Nowadays, almost all of the cloud computing providers have replaced their
network interface in server with 10Gbps cards, and the step of the evolution of
network interface never stops, 25GE, 40GE and ever higher speed, will take
over the new-built data center of cloud computing in the coming years.
On the other hand, X86 cpu, one of the most important element in server, has
stepped down the pace of evolution in performance, comparing with the rapid
growth of network interface in bandwidth. Furthermore, the new features in
cloud computing network are in blossom, especially with the help of open flow.

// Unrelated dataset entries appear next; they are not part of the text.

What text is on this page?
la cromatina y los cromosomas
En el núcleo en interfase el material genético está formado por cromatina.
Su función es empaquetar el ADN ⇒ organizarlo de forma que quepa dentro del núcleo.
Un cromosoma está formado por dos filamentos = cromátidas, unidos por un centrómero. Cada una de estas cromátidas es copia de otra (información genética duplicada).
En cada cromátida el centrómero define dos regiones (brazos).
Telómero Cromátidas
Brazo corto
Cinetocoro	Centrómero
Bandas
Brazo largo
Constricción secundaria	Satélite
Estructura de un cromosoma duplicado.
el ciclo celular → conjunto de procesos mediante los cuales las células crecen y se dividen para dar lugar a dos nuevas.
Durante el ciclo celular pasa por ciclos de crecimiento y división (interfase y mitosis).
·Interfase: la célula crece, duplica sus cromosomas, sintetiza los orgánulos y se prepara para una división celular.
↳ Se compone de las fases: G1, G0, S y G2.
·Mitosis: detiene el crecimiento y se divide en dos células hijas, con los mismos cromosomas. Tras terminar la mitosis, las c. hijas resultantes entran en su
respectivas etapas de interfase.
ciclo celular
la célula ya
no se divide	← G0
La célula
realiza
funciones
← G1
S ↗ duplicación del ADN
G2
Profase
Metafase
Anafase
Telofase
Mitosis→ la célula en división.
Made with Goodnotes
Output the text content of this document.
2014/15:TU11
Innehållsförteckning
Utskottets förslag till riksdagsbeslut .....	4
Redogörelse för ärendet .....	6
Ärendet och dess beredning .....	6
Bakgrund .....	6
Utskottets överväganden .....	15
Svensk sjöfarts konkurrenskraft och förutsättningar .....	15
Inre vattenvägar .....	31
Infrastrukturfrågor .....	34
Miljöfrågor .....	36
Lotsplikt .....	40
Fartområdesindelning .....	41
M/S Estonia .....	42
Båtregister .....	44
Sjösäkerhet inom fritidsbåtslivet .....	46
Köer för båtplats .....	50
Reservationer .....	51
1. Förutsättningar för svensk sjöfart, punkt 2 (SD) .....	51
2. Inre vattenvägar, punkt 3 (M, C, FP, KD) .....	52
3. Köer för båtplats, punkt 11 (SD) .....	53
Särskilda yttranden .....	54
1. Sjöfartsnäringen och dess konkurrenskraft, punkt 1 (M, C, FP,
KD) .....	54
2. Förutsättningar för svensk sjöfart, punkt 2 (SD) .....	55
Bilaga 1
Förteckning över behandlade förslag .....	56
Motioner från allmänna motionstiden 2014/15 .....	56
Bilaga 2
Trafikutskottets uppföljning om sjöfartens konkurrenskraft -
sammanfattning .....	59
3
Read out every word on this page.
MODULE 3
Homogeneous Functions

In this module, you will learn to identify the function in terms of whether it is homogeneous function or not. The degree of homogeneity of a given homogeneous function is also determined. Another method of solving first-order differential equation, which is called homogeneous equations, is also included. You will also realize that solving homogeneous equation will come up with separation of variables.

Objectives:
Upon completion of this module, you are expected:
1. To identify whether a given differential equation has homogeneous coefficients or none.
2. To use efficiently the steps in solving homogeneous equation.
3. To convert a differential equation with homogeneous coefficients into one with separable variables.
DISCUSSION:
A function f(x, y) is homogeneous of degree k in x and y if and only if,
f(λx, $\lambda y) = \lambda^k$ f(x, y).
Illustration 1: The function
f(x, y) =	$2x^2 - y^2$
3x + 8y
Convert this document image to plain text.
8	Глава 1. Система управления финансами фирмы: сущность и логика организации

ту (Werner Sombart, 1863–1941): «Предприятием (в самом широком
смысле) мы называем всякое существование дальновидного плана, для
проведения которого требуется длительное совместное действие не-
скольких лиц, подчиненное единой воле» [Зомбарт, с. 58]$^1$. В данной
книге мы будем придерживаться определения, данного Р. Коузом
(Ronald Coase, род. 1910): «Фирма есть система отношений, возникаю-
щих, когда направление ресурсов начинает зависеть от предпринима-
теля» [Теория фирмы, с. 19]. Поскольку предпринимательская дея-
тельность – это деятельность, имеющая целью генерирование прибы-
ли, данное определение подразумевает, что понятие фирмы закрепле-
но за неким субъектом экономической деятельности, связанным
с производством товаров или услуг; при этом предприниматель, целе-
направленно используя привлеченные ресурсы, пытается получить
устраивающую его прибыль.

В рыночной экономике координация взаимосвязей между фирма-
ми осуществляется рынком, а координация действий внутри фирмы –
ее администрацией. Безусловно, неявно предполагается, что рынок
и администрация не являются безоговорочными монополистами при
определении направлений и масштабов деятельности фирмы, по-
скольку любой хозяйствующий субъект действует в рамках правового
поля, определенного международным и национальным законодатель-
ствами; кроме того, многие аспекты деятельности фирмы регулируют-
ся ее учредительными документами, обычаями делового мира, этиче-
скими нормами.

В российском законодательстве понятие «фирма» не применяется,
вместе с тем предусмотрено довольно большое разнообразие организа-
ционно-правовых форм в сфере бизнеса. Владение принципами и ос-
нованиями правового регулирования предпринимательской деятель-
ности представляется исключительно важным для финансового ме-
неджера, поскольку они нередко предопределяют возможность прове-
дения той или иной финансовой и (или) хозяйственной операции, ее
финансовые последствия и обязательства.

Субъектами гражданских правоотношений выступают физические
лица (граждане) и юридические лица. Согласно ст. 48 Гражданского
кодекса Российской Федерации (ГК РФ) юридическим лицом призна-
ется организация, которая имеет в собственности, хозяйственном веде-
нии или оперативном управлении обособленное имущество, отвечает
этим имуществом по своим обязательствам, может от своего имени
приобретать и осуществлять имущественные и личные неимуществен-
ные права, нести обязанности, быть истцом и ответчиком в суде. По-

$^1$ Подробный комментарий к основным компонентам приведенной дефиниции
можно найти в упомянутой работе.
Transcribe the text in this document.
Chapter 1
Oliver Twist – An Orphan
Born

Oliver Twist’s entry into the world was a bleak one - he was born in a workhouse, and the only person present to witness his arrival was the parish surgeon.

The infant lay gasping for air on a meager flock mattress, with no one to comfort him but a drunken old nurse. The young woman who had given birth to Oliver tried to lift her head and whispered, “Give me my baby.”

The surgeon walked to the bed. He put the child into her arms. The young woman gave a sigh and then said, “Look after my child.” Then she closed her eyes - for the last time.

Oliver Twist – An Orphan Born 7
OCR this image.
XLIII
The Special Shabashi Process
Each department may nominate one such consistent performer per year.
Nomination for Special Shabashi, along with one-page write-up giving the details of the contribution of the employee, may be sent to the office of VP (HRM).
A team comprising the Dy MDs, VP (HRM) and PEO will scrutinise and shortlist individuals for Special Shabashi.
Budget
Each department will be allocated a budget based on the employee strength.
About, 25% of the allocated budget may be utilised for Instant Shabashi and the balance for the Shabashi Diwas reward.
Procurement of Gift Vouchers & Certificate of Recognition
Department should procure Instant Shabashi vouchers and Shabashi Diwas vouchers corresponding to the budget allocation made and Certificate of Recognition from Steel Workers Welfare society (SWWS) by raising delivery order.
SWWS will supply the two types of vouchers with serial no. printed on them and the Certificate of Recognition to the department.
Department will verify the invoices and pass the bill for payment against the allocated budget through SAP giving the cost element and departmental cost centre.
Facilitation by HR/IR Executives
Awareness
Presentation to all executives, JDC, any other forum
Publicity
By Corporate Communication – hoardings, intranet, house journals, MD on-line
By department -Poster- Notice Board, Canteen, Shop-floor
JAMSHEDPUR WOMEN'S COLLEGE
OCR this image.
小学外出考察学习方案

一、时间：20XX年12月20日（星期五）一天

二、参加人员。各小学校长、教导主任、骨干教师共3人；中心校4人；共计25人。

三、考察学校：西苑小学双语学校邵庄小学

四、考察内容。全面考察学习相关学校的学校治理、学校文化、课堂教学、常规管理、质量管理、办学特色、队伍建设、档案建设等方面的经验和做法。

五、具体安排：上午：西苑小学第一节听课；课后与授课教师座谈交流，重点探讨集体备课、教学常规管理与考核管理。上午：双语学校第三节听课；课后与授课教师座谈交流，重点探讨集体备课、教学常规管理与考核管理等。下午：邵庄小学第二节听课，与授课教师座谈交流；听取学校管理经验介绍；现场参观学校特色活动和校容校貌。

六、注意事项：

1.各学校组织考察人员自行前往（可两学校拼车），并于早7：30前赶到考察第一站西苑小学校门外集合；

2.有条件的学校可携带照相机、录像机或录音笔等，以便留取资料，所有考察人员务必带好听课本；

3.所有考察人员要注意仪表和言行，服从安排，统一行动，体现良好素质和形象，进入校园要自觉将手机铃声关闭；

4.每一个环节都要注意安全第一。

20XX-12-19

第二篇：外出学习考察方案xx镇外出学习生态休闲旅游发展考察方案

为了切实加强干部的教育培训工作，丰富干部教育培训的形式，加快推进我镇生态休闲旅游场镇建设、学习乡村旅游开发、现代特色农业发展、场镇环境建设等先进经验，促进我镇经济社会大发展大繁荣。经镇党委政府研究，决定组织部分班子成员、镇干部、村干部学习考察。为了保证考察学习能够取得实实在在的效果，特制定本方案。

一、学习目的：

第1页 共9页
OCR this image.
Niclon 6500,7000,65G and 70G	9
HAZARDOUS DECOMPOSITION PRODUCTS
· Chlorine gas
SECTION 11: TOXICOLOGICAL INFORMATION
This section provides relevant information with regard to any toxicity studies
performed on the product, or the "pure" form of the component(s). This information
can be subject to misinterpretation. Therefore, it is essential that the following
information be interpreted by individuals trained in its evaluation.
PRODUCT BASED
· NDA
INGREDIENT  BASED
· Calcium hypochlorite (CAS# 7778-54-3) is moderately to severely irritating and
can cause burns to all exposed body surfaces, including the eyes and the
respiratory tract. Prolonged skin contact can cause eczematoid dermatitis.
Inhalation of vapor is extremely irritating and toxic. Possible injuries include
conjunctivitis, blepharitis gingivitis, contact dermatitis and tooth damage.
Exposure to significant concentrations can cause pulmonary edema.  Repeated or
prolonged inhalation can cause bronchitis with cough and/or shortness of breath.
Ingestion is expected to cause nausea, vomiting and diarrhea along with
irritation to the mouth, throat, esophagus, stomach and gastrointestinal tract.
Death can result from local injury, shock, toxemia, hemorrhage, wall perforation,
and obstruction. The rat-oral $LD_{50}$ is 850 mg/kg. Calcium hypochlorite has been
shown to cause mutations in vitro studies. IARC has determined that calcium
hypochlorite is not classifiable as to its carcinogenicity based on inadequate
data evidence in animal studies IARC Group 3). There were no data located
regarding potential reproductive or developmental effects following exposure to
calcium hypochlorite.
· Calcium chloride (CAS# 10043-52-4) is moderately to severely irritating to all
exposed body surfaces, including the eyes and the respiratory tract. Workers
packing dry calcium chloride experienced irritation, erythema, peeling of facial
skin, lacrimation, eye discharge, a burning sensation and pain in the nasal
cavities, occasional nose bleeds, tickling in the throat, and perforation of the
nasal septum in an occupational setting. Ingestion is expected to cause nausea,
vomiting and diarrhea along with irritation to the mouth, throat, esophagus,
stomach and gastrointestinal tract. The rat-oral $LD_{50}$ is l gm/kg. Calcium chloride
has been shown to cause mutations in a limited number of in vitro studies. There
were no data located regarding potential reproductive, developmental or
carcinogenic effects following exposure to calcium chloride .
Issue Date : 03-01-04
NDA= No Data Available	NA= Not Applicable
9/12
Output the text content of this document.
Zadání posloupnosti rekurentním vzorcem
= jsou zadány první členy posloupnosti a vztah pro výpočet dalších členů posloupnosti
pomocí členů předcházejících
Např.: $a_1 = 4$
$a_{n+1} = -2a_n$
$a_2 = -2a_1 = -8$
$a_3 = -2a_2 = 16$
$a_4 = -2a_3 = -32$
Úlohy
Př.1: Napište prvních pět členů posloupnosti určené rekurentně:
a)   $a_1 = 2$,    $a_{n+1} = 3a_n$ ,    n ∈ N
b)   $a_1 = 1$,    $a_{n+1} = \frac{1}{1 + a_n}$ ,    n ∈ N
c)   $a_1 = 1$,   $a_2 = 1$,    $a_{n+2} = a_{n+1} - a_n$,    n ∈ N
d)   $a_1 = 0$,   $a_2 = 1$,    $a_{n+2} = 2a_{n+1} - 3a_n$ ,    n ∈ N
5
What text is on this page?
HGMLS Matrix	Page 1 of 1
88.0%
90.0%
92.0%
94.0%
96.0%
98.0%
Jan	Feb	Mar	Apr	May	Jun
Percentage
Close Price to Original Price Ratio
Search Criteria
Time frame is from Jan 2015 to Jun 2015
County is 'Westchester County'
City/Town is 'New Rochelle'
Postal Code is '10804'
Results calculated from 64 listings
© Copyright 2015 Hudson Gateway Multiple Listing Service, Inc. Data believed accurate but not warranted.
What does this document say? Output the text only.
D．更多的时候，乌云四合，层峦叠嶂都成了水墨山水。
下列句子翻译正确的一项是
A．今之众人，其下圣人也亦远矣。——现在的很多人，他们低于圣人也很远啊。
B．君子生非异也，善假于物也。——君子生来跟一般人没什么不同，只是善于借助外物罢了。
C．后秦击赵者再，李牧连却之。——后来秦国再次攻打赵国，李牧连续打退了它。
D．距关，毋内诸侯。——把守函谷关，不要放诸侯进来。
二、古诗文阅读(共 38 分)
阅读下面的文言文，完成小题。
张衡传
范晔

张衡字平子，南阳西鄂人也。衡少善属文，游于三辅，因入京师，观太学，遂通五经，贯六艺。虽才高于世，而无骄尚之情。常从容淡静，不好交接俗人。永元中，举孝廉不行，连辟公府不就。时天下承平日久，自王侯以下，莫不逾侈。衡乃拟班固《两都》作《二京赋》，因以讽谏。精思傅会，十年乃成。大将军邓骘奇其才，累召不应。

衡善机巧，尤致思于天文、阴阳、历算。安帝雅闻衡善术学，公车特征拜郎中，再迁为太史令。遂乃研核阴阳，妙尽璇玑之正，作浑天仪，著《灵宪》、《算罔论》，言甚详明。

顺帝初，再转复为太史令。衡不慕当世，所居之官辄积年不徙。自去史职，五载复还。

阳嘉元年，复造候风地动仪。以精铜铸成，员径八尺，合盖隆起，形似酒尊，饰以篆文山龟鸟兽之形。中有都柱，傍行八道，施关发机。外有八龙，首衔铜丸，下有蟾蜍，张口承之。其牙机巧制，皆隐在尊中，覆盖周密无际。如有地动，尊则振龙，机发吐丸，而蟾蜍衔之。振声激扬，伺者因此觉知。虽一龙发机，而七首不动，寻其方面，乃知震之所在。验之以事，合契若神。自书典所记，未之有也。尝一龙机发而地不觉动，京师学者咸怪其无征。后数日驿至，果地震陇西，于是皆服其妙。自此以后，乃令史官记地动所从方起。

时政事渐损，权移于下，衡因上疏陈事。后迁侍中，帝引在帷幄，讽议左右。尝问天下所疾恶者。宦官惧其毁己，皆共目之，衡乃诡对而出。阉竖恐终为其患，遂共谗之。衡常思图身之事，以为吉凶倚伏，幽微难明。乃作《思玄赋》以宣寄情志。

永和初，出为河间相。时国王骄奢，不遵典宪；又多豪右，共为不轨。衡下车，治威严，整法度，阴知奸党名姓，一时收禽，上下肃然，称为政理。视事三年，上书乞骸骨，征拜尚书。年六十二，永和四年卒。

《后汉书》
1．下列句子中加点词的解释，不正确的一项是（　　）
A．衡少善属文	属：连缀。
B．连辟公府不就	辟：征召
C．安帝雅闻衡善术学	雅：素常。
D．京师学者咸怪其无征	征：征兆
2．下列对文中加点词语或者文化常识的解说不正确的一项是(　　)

It is difficult to provide the high performance in networking, on the premise of
providing enough flexibility to support the emerging new features.
Server cpu along with the help of specific acceleration silicon is widely used to
improve the performance of network, several chip manufacturers, such as
Mellanox, Broadcom, have launched their silicones. Intel will also launch a new
chip in late 2016, which envelops Xeon CPU and FPGA(Altera) in the same
silicon, to meet the special requirement in data centers of cloud computing.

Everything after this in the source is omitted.